Introduction: Mitochondria play a vital role in skeletal muscle function, and their adaptations to exercise are regulated by key proteins like PGC-1α (mitochondrial biogenesis) and mTOR (muscle hypertrophy). Varying training modalities, including endurance, HIIT, resistance, and concurrent training, induce distinct mitochondrial changes.

Methods: A literature review was conducted using PubMed to identify human studies published after 2014 on exercise-induced mitochondrial adaptations. The accepted articles focussed on different training intensities and their effects on the skeletal muscle mitochondria.

Results: Endurance and HIIT training enhance mitochondrial biogenesis and efficiency, increasing oxidative capacity and mitochondrial density. Resistance training improves mitochondrial function to support muscle growth, though its effects on mitochondrial biogenesis are less pronounced. Concurrent training, combining endurance and resistance training, optimizes both mitochondrial adaptations and muscle hypertrophy by activating both PGC-1α and mTOR pathways.

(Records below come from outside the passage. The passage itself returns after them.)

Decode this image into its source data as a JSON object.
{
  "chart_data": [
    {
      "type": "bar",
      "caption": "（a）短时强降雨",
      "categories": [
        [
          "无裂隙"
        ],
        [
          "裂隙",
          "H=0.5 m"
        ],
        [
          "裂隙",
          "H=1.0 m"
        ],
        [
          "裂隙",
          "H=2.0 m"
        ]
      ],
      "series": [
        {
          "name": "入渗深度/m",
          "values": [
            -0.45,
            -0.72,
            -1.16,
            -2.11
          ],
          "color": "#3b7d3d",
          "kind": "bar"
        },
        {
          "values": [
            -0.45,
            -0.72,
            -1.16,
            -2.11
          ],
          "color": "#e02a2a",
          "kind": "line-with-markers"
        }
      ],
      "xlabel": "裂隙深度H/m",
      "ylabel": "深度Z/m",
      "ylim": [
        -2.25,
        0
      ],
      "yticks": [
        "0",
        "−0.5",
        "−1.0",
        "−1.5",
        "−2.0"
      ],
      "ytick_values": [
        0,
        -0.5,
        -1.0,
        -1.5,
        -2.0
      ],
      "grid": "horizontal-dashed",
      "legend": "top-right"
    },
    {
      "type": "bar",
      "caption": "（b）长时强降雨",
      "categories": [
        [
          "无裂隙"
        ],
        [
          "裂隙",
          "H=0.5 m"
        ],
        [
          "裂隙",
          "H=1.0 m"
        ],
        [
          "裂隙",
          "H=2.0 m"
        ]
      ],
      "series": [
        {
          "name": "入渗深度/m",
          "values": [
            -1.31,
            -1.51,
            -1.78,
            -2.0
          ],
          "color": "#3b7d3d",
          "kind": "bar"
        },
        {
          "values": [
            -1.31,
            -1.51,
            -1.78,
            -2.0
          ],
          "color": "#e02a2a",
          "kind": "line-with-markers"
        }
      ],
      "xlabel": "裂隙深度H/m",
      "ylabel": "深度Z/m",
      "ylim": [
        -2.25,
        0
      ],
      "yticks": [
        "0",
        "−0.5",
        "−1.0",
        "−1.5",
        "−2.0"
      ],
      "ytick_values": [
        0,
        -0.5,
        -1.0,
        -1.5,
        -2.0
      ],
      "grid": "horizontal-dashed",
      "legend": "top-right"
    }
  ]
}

Discussion: Exercise intensity and modality-specific adaptations are regulated by the interaction of PGC-1α and mTOR pathways, with mitochondrial fusion and fission enzymes playing a crucial role in maintaining mitochondrial function. Endurance and HIIT training focus on mitochondrial function, while resistance training primarily addresses muscle hypertrophy. Concurrent training optimally stimulates both PGC-1α and mTOR pathways, offering synergistic benefits for mitochondrial and muscle adaptations. Due to individual variability in response to exercise stimuli, personalized training approaches are crucial for maximal athletic performance.

Conclusion: Mitochondrial adaptations depend on exercise type and intensity. Concurrent training provides a promising strategy to maximize both mitochondrial function and muscle growth. Future research should explore optimal training sequencing and molecular mechanisms to refine personalized exercise programs.